Artificial intelligence and the Canadian health care system: the renewal of Colleen Flood’s URC creates exciting possibilities in health law research

By Common Law

Communication, Faculty of Law

Artificial Intelligence
Health-care
Artificial intelligence and the Canadian health care system: the renewal of Colleen Flood’s URC creates exciting possibilities in health law research
Artificial intelligence (AI) is poised to significantly transform the practice of medicine, assisting and in some circumstances substituting for humans as medical service providers and expert decision-makers. Dr. Colleen Flood is exploring how AI can equitably and efficiently be adopted into the Canadian health care system. This research will form the basis of the second term of her University Research Chair (URC) in Health Law and Policy, which, as announced by the University of Ottawa, has been renewed for a period of 5 years.

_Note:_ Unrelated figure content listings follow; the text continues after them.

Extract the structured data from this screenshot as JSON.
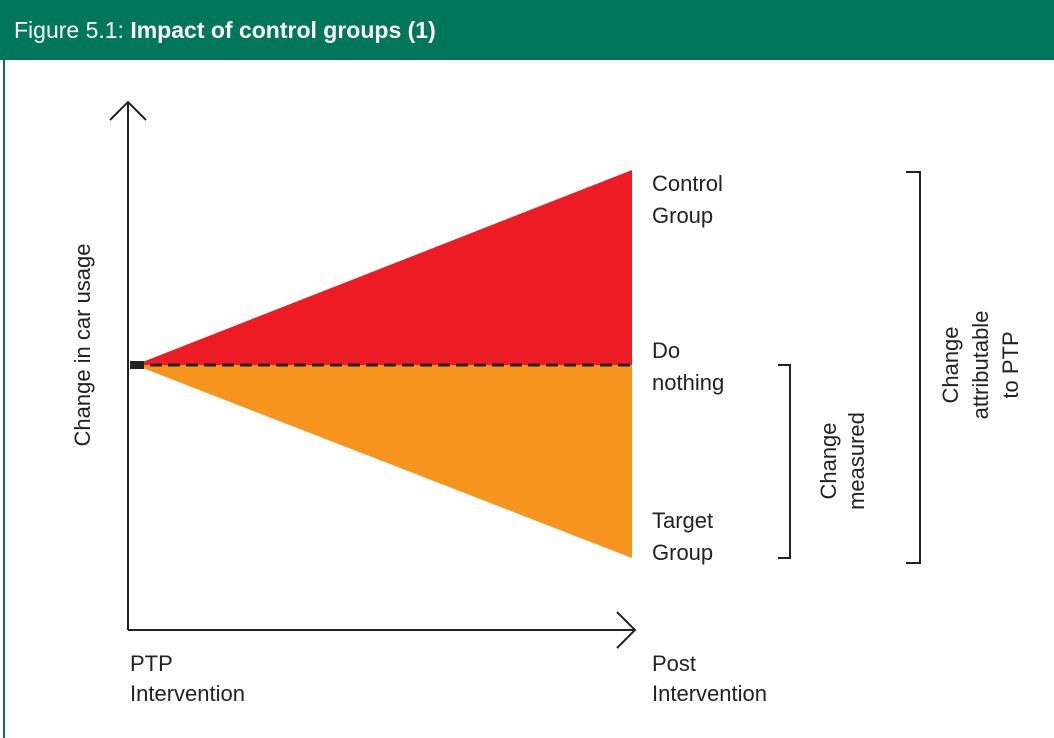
{
  "header": {
    "prefix": "Figure 5.1:",
    "title": "Impact of control groups (1)"
  },
  "axes": {
    "y_label": "Change in car usage",
    "x_start": [
      "PTP",
      "Intervention"
    ],
    "x_end": [
      "Post",
      "Intervention"
    ]
  },
  "groups": {
    "control": [
      "Control",
      "Group"
    ],
    "do_nothing": [
      "Do",
      "nothing"
    ],
    "target": [
      "Target",
      "Group"
    ]
  },
  "brackets": {
    "measured": [
      "Change",
      "measured"
    ],
    "attributable": [
      "Change",
      "attributable",
      "to PTP"
    ]
  }
}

Dr. Flood’s proposed program of research will address strategies for the regulation of AI in medicine as well as the governance processes that should be in place to determine whether or not to publicly fund such technologies. She will lead multidisciplinary teams and use comparative methodologies to provide decision-makers with a strong evidence base from which to better understand relevant liability and privacy concerns, and to design optimal governance systems for the appropriate adoption of AI and other new technologies into our public health care system.

Dr. Flood is one of the world’s leading experts in comparative health law and policy and her work has had significant impact in Canada and internationally. Her outstanding leadership since joining the University of Ottawa in 2014 has been acknowledged by her appointment as the Inaugural Director of the multidisciplinary uOttawa Centre for Health Law, Policy and Ethics in 2015, and her induction into both the Royal Society of Canada in 2016 and the Academy of Health Sciences in 2018.